C: She talked about how she called you every once in a while just to look for a little advice. Do you find yourself now as one of the elders of indie film who can actually hand out that kind of advice to new filmmakers? Are people coming to you and asking?

RL: Yeah. If someone calls me, someone I’ve worked with…if anyone can benefit from your experience, you have to help. I certainly benefited, not by calling people up, by listening to somebody speak or something they did. Success is one thing, but where they got in trouble or things that fell apart. It’s good to hear the cautionary tales. Did I tell her something different than everybody else?

C: She did whatever it was you said, I remember that.

RL: Really?
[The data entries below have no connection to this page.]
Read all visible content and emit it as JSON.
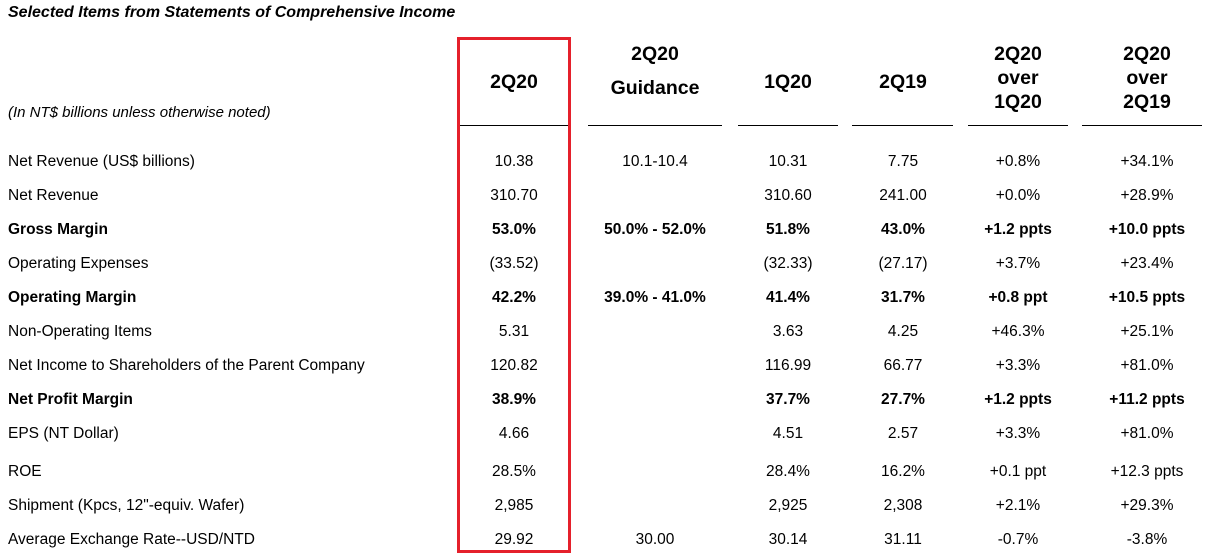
{
  "title": "Selected Items from Statements of Comprehensive Income",
  "note": "(In NT$ billions unless otherwise noted)",
  "headers": [
    {
      "lines": [
        "2Q20"
      ]
    },
    {
      "lines": [
        "2Q20",
        "Guidance"
      ]
    },
    {
      "lines": [
        "1Q20"
      ]
    },
    {
      "lines": [
        "2Q19"
      ]
    },
    {
      "lines": [
        "2Q20",
        "over",
        "1Q20"
      ]
    },
    {
      "lines": [
        "2Q20",
        "over",
        "2Q19"
      ]
    }
  ],
  "rows": [
    {
      "label": "Net Revenue (US$ billions)",
      "bold": false,
      "values": [
        "10.38",
        "10.1-10.4",
        "10.31",
        "7.75",
        "+0.8%",
        "+34.1%"
      ]
    },
    {
      "label": "Net Revenue",
      "bold": false,
      "values": [
        "310.70",
        "",
        "310.60",
        "241.00",
        "+0.0%",
        "+28.9%"
      ]
    },
    {
      "label": "Gross Margin",
      "bold": true,
      "values": [
        "53.0%",
        "50.0% - 52.0%",
        "51.8%",
        "43.0%",
        "+1.2 ppts",
        "+10.0 ppts"
      ]
    },
    {
      "label": "Operating Expenses",
      "bold": false,
      "values": [
        "(33.52)",
        "",
        "(32.33)",
        "(27.17)",
        "+3.7%",
        "+23.4%"
      ]
    },
    {
      "label": "Operating Margin",
      "bold": true,
      "values": [
        "42.2%",
        "39.0% - 41.0%",
        "41.4%",
        "31.7%",
        "+0.8 ppt",
        "+10.5 ppts"
      ]
    },
    {
      "label": "Non-Operating Items",
      "bold": false,
      "values": [
        "5.31",
        "",
        "3.63",
        "4.25",
        "+46.3%",
        "+25.1%"
      ]
    },
    {
      "label": "Net Income to Shareholders of the Parent Company",
      "bold": false,
      "values": [
        "120.82",
        "",
        "116.99",
        "66.77",
        "+3.3%",
        "+81.0%"
      ]
    },
    {
      "label": "Net Profit Margin",
      "bold": true,
      "values": [
        "38.9%",
        "",
        "37.7%",
        "27.7%",
        "+1.2 ppts",
        "+11.2 ppts"
      ]
    },
    {
      "label": "EPS (NT Dollar)",
      "bold": false,
      "values": [
        "4.66",
        "",
        "4.51",
        "2.57",
        "+3.3%",
        "+81.0%"
      ]
    },
    {
      "label": "ROE",
      "bold": false,
      "values": [
        "28.5%",
        "",
        "28.4%",
        "16.2%",
        "+0.1 ppt",
        "+12.3 ppts"
      ]
    },
    {
      "label": "Shipment (Kpcs, 12\"-equiv. Wafer)",
      "bold": false,
      "values": [
        "2,985",
        "",
        "2,925",
        "2,308",
        "+2.1%",
        "+29.3%"
      ]
    },
    {
      "label": "Average Exchange Rate--USD/NTD",
      "bold": false,
      "values": [
        "29.92",
        "30.00",
        "30.14",
        "31.11",
        "-0.7%",
        "-3.8%"
      ]
    }
  ],
  "highlight_color": "#e5202b"
}
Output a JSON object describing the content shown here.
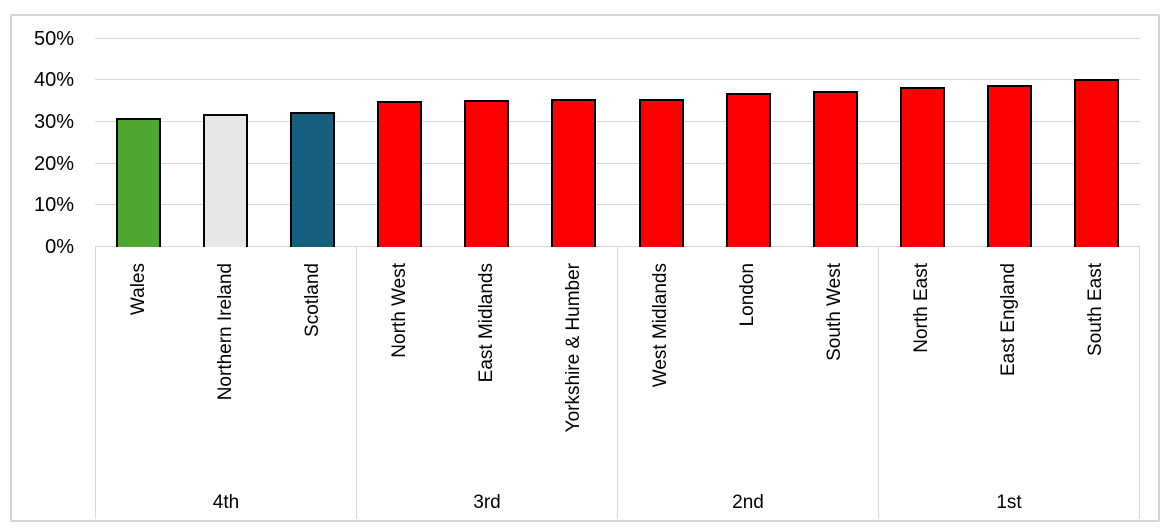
{
  "chart_data": {
    "type": "bar",
    "title": "",
    "xlabel": "",
    "ylabel": "",
    "ylim": [
      0,
      50
    ],
    "grid": true,
    "y_ticks": [
      {
        "value": 0,
        "label": "0%"
      },
      {
        "value": 10,
        "label": "10%"
      },
      {
        "value": 20,
        "label": "20%"
      },
      {
        "value": 30,
        "label": "30%"
      },
      {
        "value": 40,
        "label": "40%"
      },
      {
        "value": 50,
        "label": "50%"
      }
    ],
    "bar_outline_color": "#000000",
    "groups": [
      {
        "label": "4th",
        "bars": [
          {
            "label": "Wales",
            "value": 31.0,
            "color": "#4EA72E"
          },
          {
            "label": "Northern Ireland",
            "value": 32.0,
            "color": "#E7E7E7"
          },
          {
            "label": "Scotland",
            "value": 32.3,
            "color": "#16607E"
          }
        ]
      },
      {
        "label": "3rd",
        "bars": [
          {
            "label": "North West",
            "value": 35.1,
            "color": "#FF0000"
          },
          {
            "label": "East Midlands",
            "value": 35.2,
            "color": "#FF0000"
          },
          {
            "label": "Yorkshire & Humber",
            "value": 35.4,
            "color": "#FF0000"
          }
        ]
      },
      {
        "label": "2nd",
        "bars": [
          {
            "label": "West Midlands",
            "value": 35.4,
            "color": "#FF0000"
          },
          {
            "label": "London",
            "value": 36.9,
            "color": "#FF0000"
          },
          {
            "label": "South West",
            "value": 37.4,
            "color": "#FF0000"
          }
        ]
      },
      {
        "label": "1st",
        "bars": [
          {
            "label": "North East",
            "value": 38.5,
            "color": "#FF0000"
          },
          {
            "label": "East England",
            "value": 38.8,
            "color": "#FF0000"
          },
          {
            "label": "South East",
            "value": 40.2,
            "color": "#FF0000"
          }
        ]
      }
    ]
  }
}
Oh cool. I haven’t talked to Joey lately. I missed the screening she invited me to, but I’m looking forward to seeing the movie. Good for her. I got to talk to her. But, yeah, it was, like, Joey, if things are going so bad in preproduction, then tell them, "Don’t start."

C: It was something about that, the preproduction aspect of it.

RL: Joey, she is so smart. I mean, Joey’s bright. Nothing she does will surprise me. There are so many talented people in this world.